Despite what Derrel says, most Leica shooters realize that to enjoy the most out of a beautiful machine, it needs to be in good working order.   You are lucky... $300 for a working example isn't all that bad.


----------



## tevo

I went shooting with it yesterday, and the main problem is the dim rangefinder image. In areas of low contrast it was very difficult to find focus. For this reason I'm going to send it for a CLA. Is Youxin Ye as reputable as I've heard? I don't want to spend too much money on this camera, being that it is an early model with a history of water damage.

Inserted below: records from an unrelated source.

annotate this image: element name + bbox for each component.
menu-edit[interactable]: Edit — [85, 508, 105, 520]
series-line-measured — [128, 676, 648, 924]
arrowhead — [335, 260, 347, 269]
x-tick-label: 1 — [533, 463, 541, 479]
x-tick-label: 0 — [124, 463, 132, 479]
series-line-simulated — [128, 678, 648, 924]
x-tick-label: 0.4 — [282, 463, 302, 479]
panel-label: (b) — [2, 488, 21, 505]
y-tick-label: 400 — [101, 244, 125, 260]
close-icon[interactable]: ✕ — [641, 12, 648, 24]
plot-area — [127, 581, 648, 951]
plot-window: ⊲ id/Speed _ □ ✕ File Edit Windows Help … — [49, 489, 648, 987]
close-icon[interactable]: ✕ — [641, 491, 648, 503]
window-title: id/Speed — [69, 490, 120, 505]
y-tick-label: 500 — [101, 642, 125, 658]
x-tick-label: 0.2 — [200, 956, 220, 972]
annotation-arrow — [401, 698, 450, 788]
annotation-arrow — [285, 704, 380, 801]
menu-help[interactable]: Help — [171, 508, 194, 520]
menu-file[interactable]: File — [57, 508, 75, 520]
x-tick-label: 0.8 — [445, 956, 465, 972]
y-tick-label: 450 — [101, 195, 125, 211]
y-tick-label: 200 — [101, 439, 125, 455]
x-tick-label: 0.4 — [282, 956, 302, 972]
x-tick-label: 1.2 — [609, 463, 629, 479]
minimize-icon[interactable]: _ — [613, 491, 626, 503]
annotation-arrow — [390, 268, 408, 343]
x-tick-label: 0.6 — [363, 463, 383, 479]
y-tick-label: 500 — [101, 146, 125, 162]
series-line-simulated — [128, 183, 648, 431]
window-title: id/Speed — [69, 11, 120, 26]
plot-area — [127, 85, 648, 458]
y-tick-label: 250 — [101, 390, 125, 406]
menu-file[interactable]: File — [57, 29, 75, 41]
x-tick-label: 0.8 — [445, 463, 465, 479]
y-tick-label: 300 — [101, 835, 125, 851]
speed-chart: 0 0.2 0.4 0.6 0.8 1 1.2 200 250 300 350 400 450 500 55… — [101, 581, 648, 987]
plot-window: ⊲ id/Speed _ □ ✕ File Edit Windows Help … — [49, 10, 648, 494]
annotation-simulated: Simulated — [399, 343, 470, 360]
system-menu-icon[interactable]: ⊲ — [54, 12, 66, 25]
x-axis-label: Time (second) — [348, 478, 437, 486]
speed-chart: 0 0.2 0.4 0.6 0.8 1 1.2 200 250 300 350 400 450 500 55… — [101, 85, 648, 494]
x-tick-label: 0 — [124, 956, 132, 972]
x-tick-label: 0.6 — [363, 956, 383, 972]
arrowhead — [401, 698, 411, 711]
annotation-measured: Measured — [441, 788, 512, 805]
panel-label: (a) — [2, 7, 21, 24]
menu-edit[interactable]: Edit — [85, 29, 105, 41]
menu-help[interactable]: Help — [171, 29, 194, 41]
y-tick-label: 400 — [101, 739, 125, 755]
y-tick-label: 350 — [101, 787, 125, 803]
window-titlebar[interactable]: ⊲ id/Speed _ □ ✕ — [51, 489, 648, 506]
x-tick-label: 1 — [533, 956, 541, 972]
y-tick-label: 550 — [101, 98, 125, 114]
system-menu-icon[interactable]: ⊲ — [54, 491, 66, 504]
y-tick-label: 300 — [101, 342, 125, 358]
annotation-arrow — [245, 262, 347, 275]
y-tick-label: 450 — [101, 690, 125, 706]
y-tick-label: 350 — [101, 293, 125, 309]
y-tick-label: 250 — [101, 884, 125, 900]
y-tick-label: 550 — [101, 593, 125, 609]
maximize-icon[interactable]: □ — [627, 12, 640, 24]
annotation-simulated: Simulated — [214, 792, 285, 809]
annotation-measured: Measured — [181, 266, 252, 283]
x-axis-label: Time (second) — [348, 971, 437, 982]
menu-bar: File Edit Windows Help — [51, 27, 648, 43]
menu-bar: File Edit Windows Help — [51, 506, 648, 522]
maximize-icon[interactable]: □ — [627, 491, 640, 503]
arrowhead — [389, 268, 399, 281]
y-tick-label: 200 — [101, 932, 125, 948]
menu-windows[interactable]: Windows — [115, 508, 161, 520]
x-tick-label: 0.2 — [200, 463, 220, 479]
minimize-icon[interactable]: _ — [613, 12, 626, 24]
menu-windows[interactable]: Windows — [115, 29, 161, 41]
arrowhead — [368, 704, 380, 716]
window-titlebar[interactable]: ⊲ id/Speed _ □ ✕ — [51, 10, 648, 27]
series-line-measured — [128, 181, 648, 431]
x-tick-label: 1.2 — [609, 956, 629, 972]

I'd be more inclined to find a nice copy of a newer M3 or another M body and have it overhauled to be like new.


----------



## usayit

Unfortunately, my shop was closed after the storm.  Very reasonable prices... hole in the wall but excellent results.  I see their website is still up, you might want to call them up and see if they are permanently closed or just temporarily.   Essex Camera Services Inc. - Home      I also checkout Leica, NJ since they are near my work.  I like to deal in person if possible.

I would just call around get estimations first....   There's the ones mentioned here.   I noticed that steves wasn't mentioned yet... they are based in CA (but not near San Jose).   ¢Æ Steve's Camera Service Center ¢Æ.   I heard good things about Steve especially among those that shoot with the Epson R-D1.   Pretty much the only state side shop that will touch an Epson R-d1.


Good luck.


----------



## BrianV

Contact Youxin Ye: the worst problem that can occur with the M3 finder optics is that the prism becomes separated. I think he told me that he has some recemented prisms. I sent my M2 to him, came back great. I have also sent FIVE LTM Leica bodies and a Leotax D-IV that was a total wreck. Came back like new, new curtains, new beamsplitter, new covering, works great.


----------



## JustinZ850

Nice find!!!

Speaking of Leica's, I visited MAP Camera in Shinjuku Tokyo this week and I'm pretty sure that is the closest thing to heaven!!


----------



## kshapero

bhop said:


> Personally, I wouldn't send my old cameras to Leica anyway.  Reason being is there are a few competent repairmen that specialize in Leicas that will be half the cost of Leica-official.


Everyone is different. I bought an M3 that had a CLA from Solms. Like new. Glad, though, I did not have to pay for it.


----------